Colorado Politics

Buck, Bennet spar over abortion as race tightens; ‘Big Ed’ Johnson blasts ‘dictatorial’ ballot measure

Five Years Ago this week in The Colorado Statesman … The race for Colorado’s U.S. Senate seat between incumbent Democrat Michael Bennet and Republican challenger Ken Buck was tightening in the closing days as the rivals met for their seventh and final debate at KCNC-TV studios in Denver. The 9News/Denver Post poll had the two tied at 47 percent among likely voters, marking a comeback for Bennet, who had been down by 5 points three weeks earlier in the same poll. There had been a 21-point swing in Bennet’s favor among independent voters and his lead among women was growing. (A poll released the next day by Public Policy Polling showed an identical 47-47 contest.)

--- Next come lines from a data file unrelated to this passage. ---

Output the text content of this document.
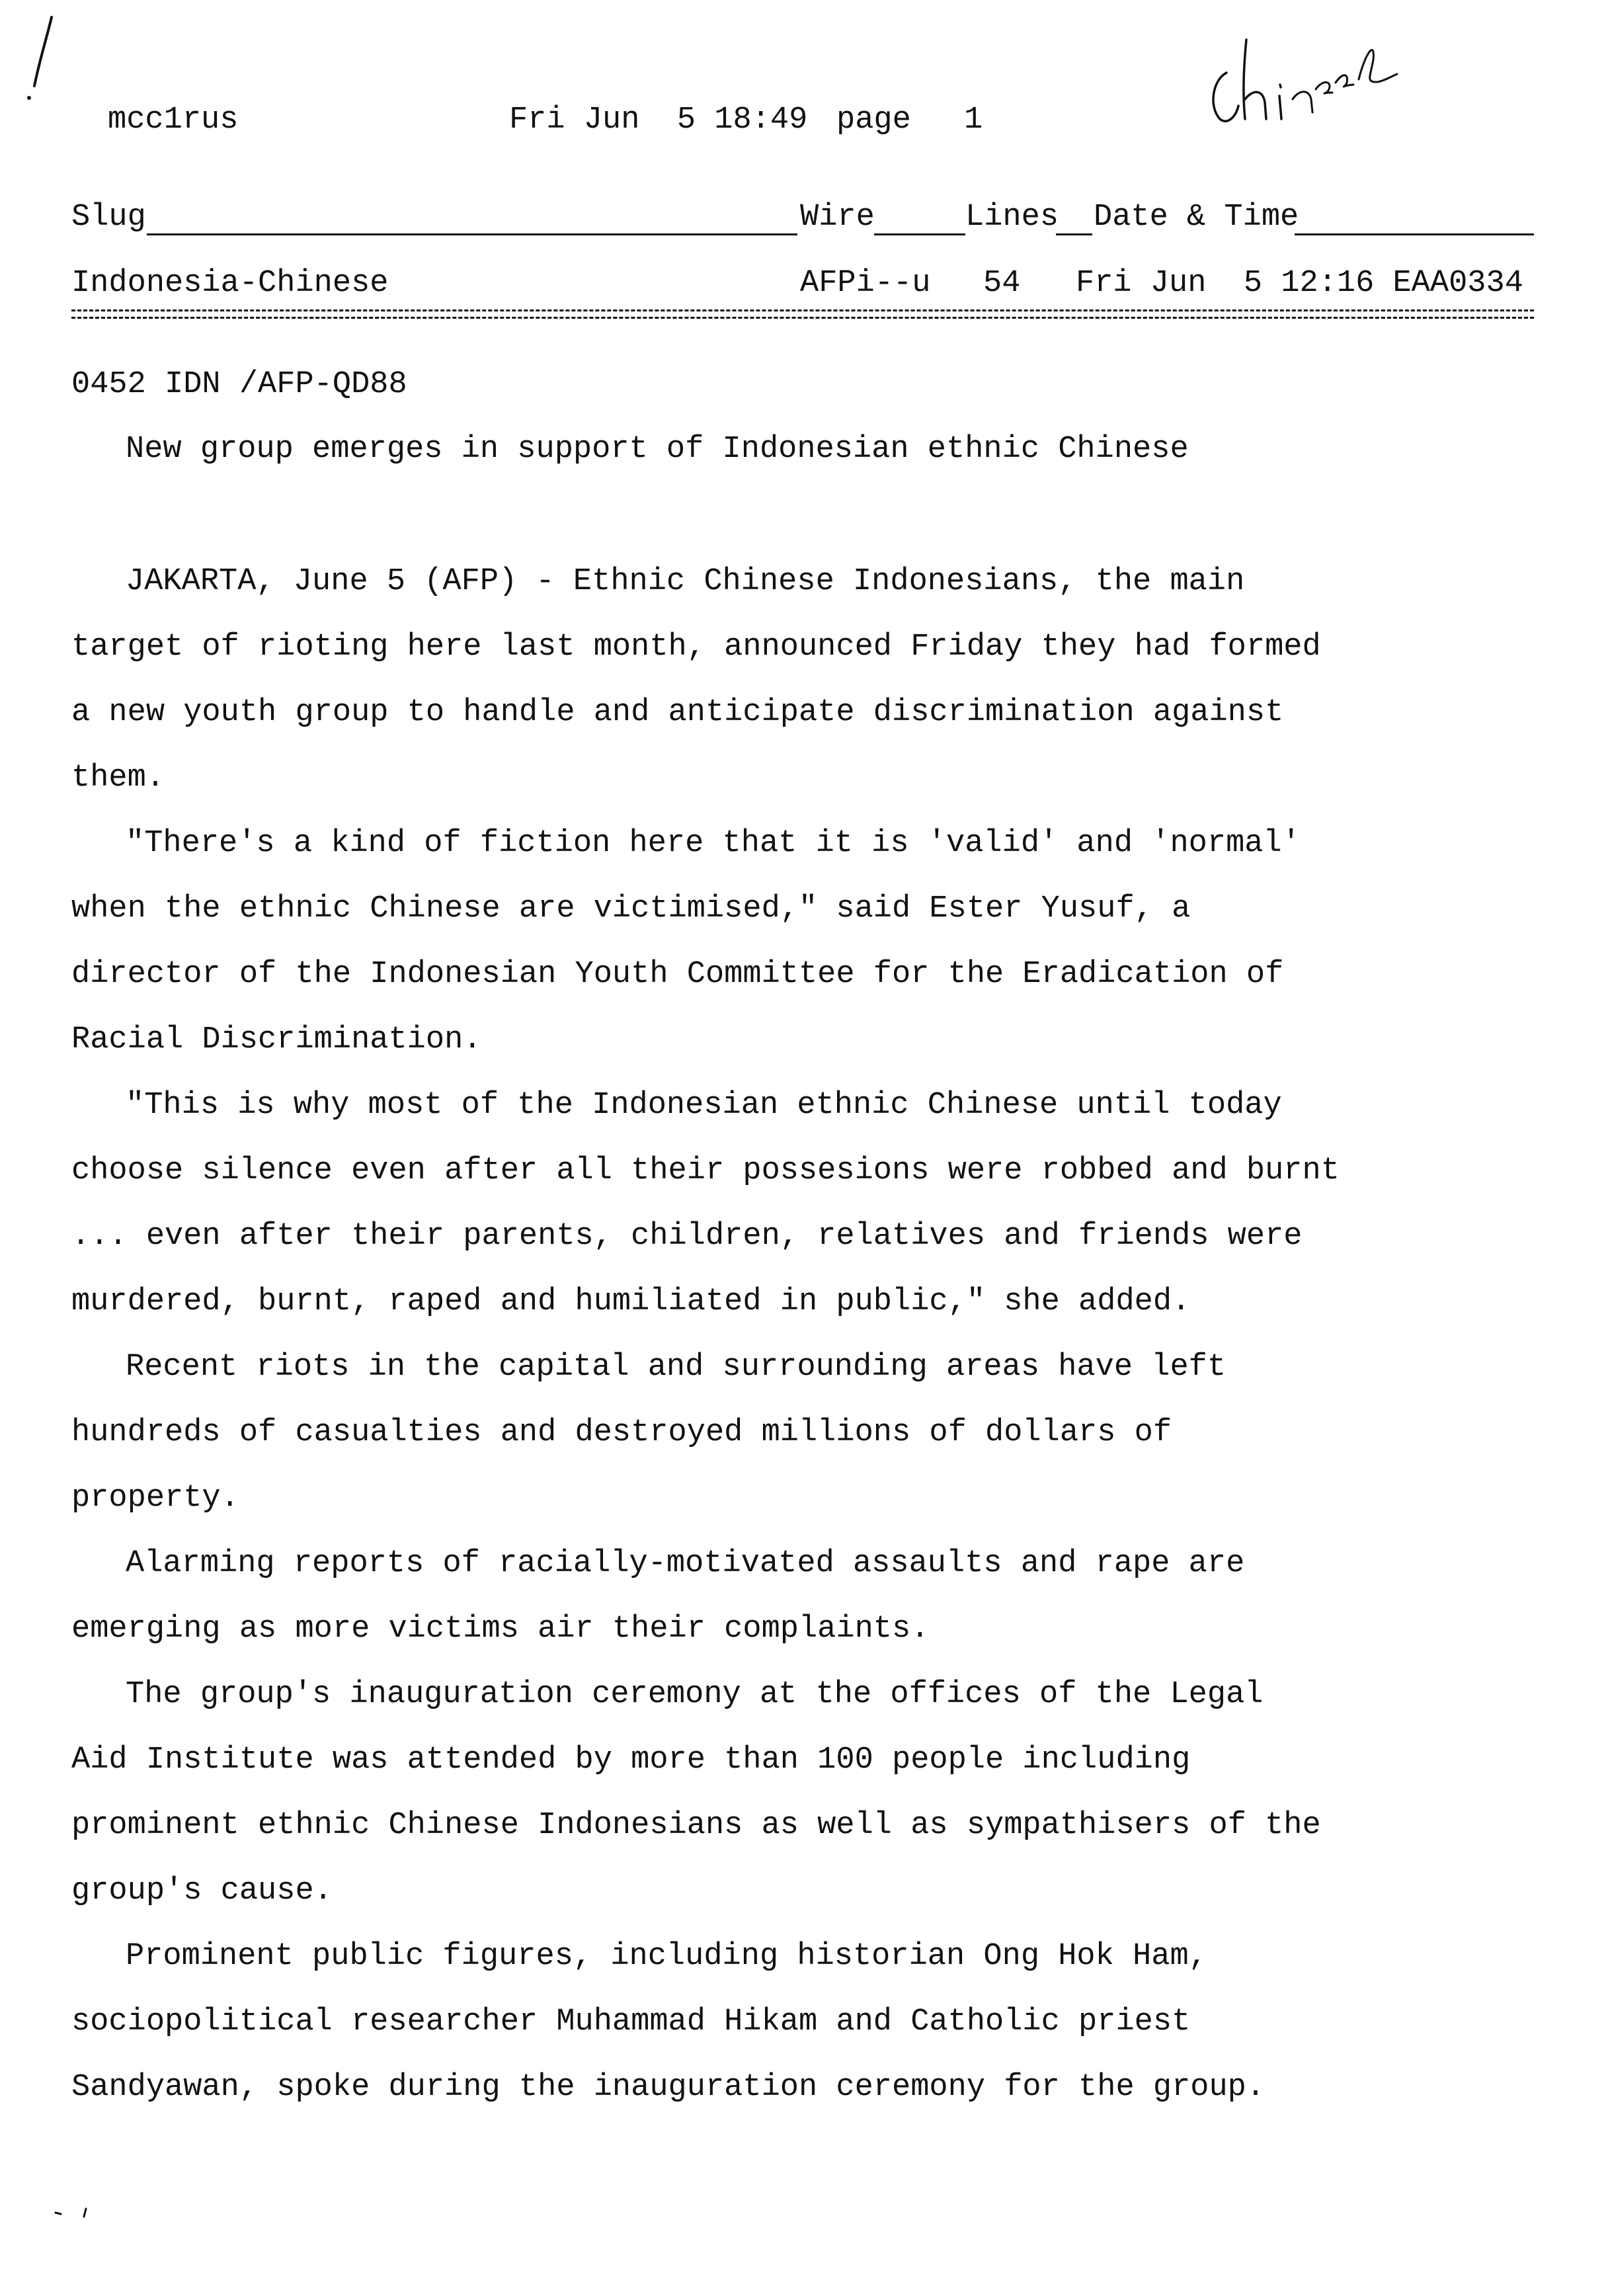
mcc1rus	Fri Jun  5 18:49 page 1
Slug	Wire	Lines Date & Time
Indonesia-Chinese	AFPi--u 54 Fri Jun  5 12:16 EAA0334
0452 IDN /AFP-QD88
New group emerges in support of Indonesian ethnic Chinese
JAKARTA, June 5 (AFP) - Ethnic Chinese Indonesians, the main
target of rioting here last month, announced Friday they had formed
a new youth group to handle and anticipate discrimination against
them.
"There's a kind of fiction here that it is 'valid' and 'normal'
when the ethnic Chinese are victimised," said Ester Yusuf, a
director of the Indonesian Youth Committee for the Eradication of
Racial Discrimination.
"This is why most of the Indonesian ethnic Chinese until today
choose silence even after all their possesions were robbed and burnt
... even after their parents, children, relatives and friends were
murdered, burnt, raped and humiliated in public," she added.
Recent riots in the capital and surrounding areas have left
hundreds of casualties and destroyed millions of dollars of
property.
Alarming reports of racially-motivated assaults and rape are
emerging as more victims air their complaints.
The group's inauguration ceremony at the offices of the Legal
Aid Institute was attended by more than 100 people including
prominent ethnic Chinese Indonesians as well as sympathisers of the
group's cause.
Prominent public figures, including historian Ong Hok Ham,
sociopolitical researcher Muhammad Hikam and Catholic priest
Sandyawan, spoke during the inauguration ceremony for the group.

Buck, Bennet spar over abortion as race tightens; ‘Big Ed’ Johnson blasts ‘dictatorial’ ballot measure

Gubernatorial candidates Tom Tancedo, John Hickenlooper and Dan Maes and Senate candidates Ken Buck and Michael Bennet are depicted in Halloween costumes in this Matt Milner cover illustration from October 2010.Colorado Statesman archives



Responding to a question from debate moderator Shaun Boyd, Buck blasted a third-party TV ad that attacked his position on abortion and his decision not to prosecute an alleged 2005 rape case. “There is a line, even in politics, you don’t cross. And, unfortunately, that line has been crossed,” said the Weld County district attorney, defending his work prosecuting rape and domestic violence cases. “I think what’s crossing the line is being a prosecutor and describing a victim in a rape case as having ‘buyer’s remorse,’” Bennet swung back. Moderator Gloria Neal read a question submitted by a viewer, asking Buck if he would “really make a raped child carry a child to term?” A “brusque” Buck replied that he was, indeed, opposed to abortion, but he added that the Senate wasn’t about to outlaw abortion, having only voted on “much narrower” questions. “We get caught up in these social issues when voters want to know about jobs, they want to know about unemployment, they want to know about spending,” he protested. Bennet kept the heat on. “You ran on those issues in the Republican primary, and to abandon them now, I think, is just so cynical,” he said. Given the chance to ask each other questions, Bennet persisted: “If you criminalize abortions in case of rape and incest, who’s going to jail?” Buck shook his head. “I don’t think abortion’s going to be criminalized anytime soon.” Then he shot back: “You have once again tried to take this debate off topic.” With ballots due in just over a week, the race was living up to its billing as the closest Senate race in the country.

Fifty-five Years Ago this week in The Colorado Statesman … “Big Ed” Johnson, a former governor and U.S. senator, was waging a strenuous campaign in opposition to Amendment 3, saying the proposal to establish a “dictatorial” fish and wildlife commission would “not guarantee a single fish more in Colorado streams,” nor an extra deer or elk in the woods. It would, however, confer unprecedented and unfettered power in the hands of a four-man commission (although the proposal didn’t specify male commissioners).







Buck, Bennet spar over abortion as race tightens; ‘Big Ed’ Johnson blasts ‘dictatorial’ ballot measure

”Big Ed” Johnson, a former Colorado governor and U.S. senator, led the charge against a ballot measure he said would establish a fish-and-game commission with “dictatorial” powers in this October 1960 ad.Colorado Statesman archives



“This amendment is a stick of dynamite gift-wrapped in cellophane which anyone taking a second look can see right through,” said the Democrat, who headed Coloradans for Sound Government, a group organized to oppose the measure. A section in the amendment would grant commissioners the power of eminent domain, a provision “designed to delight the eye of the unwary, but a second look at this sucker-bait should convince any realistic sportsman that positively it will not do what its advocates promise.” Johnson called on the Colorado Bar Association to comment on the “obnoxious basic legalistic points” in the measure, urging lawyers to reject adding “one thousand words of junk” to the state constitution. Voters, he said, should also reject the thought of endowing a “cozy little four-man squad of wildlife dictators” with the power to take $5 million in state hunting and fishing license fees to create their own private game reserves.